How do I create a simple linear regression function in R that iterates over the entire dataframe?

I am working through ISLR and am stuck on a question. Basically, I am trying to create a function that iterates through an entire dataframe. It is question 3.7, 15a.

For each predictor, fit a simple linear regression model to predictthe response. Describe your results. In which of the models isthere a statistically significant association between the predictor and the response? Create some plots to back up your assertions.

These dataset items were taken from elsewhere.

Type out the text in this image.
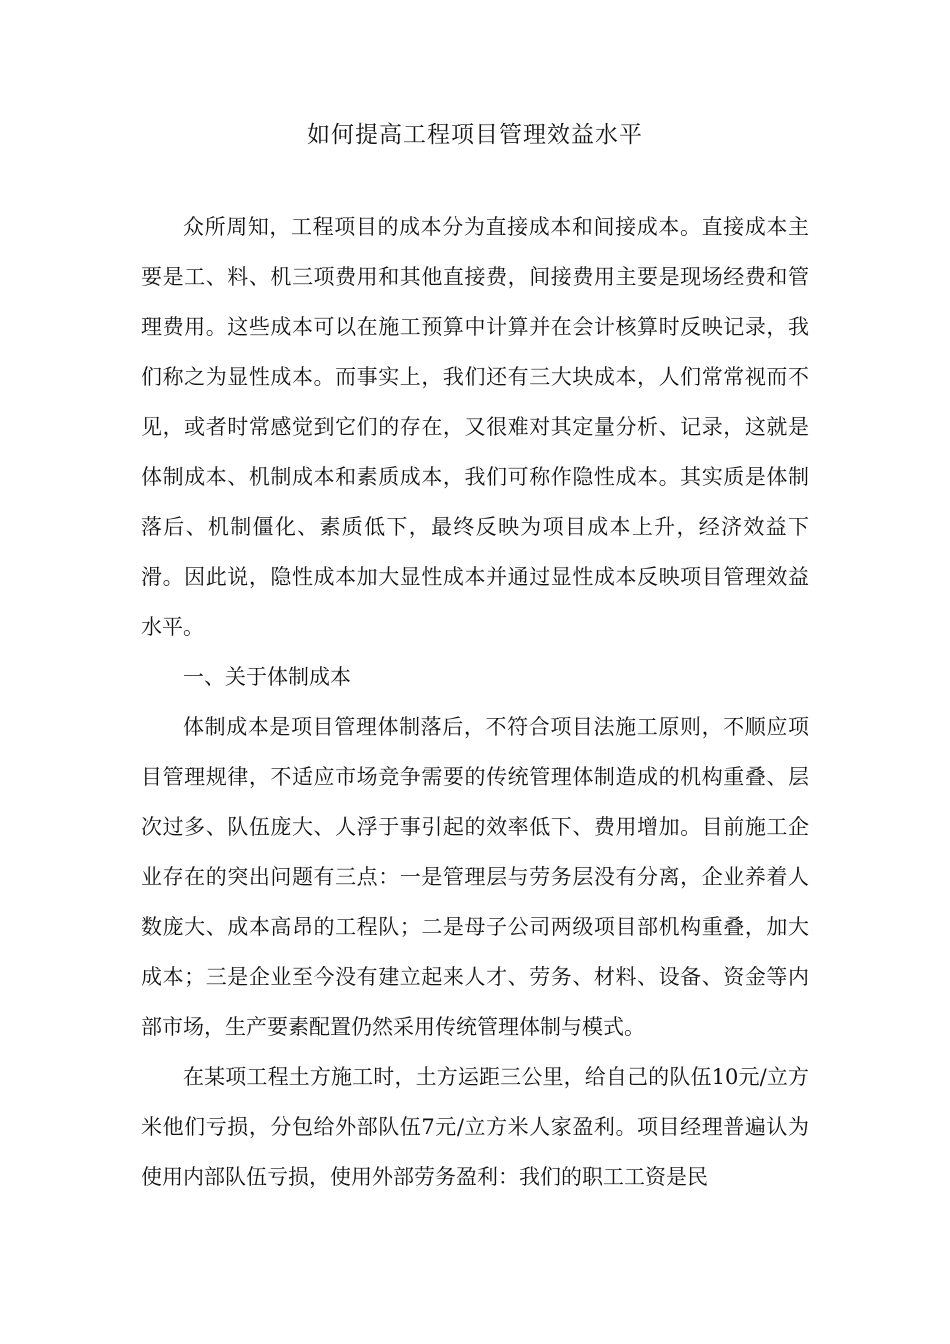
如何提高工程项目管理效益水平

众所周知，工程项目的成本分为直接成本和间接成本。直接成本主要是工、料、机三项费用和其他直接费，间接费用主要是现场经费和管理费用。这些成本可以在施工预算中计算并在会计核算时反映记录，我们称之为显性成本。而事实上，我们还有三大块成本，人们常常视而不见，或者时常感觉到它们的存在，又很难对其定量分析、记录，这就是体制成本、机制成本和素质成本，我们可称作隐性成本。其实质是体制落后、机制僵化、素质低下，最终反映为项目成本上升，经济效益下滑。因此说，隐性成本加大显性成本并通过显性成本反映项目管理效益水平。

一、关于体制成本

体制成本是项目管理体制落后，不符合项目法施工原则，不顺应项目管理规律，不适应市场竞争需要的传统管理体制造成的机构重叠、层次过多、队伍庞大、人浮于事引起的效率低下、费用增加。目前施工企业存在的突出问题有三点：一是管理层与劳务层没有分离，企业养着人数庞大、成本高昂的工程队；二是母子公司两级项目部机构重叠，加大成本；三是企业至今没有建立起来人才、劳务、材料、设备、资金等内部市场，生产要素配置仍然采用传统管理体制与模式。

在某项工程土方施工时，土方运距三公里，给自己的队伍10元/立方米他们亏损，分包给外部队伍7元/立方米人家盈利。项目经理普遍认为使用内部队伍亏损，使用外部劳务盈利：我们的职工工资是民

So my thinking is like this:

y = Boston$crim 
x = Boston[, -crim] 
TestF1 = lm(y ~ x) 
summary(TestF1) 

But this is nowhere near the right answer. I was hoping to break it down by:

  1. Iterate over the entire dataframe with crim as my response and the others as predictors
  2. Extract the p values that are statistically significant (or extract the ones insignificant)
  3. Move on to the next question (which is considerably easier)

But I am stuck. I've googled but can't find anything. I tried this combn(Boston) thing but it didn't work either. Please help, thank you.

1 answer

  • answered 2020-07-29 17:58 slava-kohut

    If your problem is to iterate over a data frame, here is an example for mtrcars (mpg is the targer variable, and the rest are predictors, assuming models with a single predictor). The idea is to generate strings and convert them to formulas:

    lms <- vector(mode = "list", length = ncol(mtcars)-1)
    
    for (i in seq_along(lms)){
      lms[[i]] <- lm(as.formula(paste0("mpg~",names(mtcars)[-1][i])), data = mtcars)
    }
    

    If you want to look at each and every variable combination, start with a model with all variables and then eliminate non-significant predictors finding the best model.